Vefa semtinde açılan bozacının adı “Vefa Bozacısı” olarak belirlenir ve bu ata içeceği ürüne hem bir standart getirilir hem de bir meslek haline gelerek nesiller boyu devamlılığı sağlanır.

Hacı Sadık Bey, çok fazla ilgi gören bu özel Türk içeceğinin kıvam ve lezzetini koruyabilmek için yıllar boyu bizzat kendisi üretir. Daha sonraki yıllarda, oğlu İsmail Hakkı Vefa'yı da yanına alarak Vefa Bozacısı üretimine beraber devam ederler.

Hacı Sadık Bey’le başlayan üretim, bugün 4. nesil aile fertleriyle devam ediyor.

27- Kuru Kahveci Mehmet Efendi (1871)

19’uncu yüzyılda Türk kahvesi çoğunlukla çiğ çekirdek olarak satılıyor, evlerde tavada kavrulduktan sonra el değirmenlerinde çekiliyor ve içiliyordu.

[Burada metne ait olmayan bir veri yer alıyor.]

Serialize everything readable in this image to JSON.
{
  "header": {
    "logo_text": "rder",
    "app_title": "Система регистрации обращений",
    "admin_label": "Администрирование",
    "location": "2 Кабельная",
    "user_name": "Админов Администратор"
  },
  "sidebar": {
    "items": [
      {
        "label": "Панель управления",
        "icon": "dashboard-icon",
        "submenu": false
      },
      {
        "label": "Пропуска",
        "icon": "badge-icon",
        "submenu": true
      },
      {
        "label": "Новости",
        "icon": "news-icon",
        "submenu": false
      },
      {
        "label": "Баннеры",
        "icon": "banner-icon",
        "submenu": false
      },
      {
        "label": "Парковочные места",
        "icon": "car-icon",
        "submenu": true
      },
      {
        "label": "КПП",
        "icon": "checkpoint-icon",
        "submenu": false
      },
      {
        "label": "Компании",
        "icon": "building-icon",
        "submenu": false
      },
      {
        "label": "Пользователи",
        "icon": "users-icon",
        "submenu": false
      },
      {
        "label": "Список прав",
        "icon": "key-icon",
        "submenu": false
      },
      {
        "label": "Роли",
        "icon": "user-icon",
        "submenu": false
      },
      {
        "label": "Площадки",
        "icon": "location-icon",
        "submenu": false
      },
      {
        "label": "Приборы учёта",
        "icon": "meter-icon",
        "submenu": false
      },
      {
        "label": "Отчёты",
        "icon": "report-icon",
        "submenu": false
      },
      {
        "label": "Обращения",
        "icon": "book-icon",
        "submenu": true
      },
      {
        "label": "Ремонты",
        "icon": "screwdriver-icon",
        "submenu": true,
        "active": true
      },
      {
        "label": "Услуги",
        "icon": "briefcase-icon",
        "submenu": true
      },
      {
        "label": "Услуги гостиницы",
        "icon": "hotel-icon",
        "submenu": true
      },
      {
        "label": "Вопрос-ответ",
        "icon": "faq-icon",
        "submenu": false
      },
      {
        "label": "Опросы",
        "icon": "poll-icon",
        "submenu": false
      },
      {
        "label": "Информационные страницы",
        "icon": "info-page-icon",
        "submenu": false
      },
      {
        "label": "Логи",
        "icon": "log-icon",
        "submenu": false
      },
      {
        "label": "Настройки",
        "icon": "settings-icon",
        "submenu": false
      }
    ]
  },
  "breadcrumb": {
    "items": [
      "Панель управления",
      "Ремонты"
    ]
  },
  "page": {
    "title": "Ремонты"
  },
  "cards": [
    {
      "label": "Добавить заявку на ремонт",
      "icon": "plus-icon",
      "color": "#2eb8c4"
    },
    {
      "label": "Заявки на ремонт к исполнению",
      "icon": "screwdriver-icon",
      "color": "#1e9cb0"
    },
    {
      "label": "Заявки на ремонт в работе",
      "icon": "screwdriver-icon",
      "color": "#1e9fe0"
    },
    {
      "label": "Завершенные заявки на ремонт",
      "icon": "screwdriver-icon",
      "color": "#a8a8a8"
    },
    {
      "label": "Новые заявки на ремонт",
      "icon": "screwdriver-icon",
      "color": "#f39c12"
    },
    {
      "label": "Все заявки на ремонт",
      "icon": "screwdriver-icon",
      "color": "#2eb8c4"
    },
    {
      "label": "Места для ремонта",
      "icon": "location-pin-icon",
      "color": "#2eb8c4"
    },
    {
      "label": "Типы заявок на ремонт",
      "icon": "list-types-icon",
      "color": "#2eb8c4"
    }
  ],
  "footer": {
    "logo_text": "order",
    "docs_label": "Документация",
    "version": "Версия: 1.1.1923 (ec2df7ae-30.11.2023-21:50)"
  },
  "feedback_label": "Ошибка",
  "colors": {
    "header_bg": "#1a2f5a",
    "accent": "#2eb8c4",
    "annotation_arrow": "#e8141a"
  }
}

1871 yılında işi babasından devralan Mehmet Efendi, çiğ çekirdek kahveyi kavurup dibekte öğüterek müşterilerine hazır olarak satmaya başlar. İstanbul Tahmis Sokağı’nda taze mis gibi kavrulmuş kahve kokusu çevreye yayılmaya başlar. Mehmet Efendi müşterilerine sağladığı bu kolaylıkla, bir süre sonra “Kurukahveci Mehmet Efendi” lakabıyla anılır.

1931 yılında vefat eden Mehmet Efendi’nin ardından oğulları Hasan Selahattin, Hulusi ve Ahmet Rıza Beyler baba mesleğini sürdürdüler.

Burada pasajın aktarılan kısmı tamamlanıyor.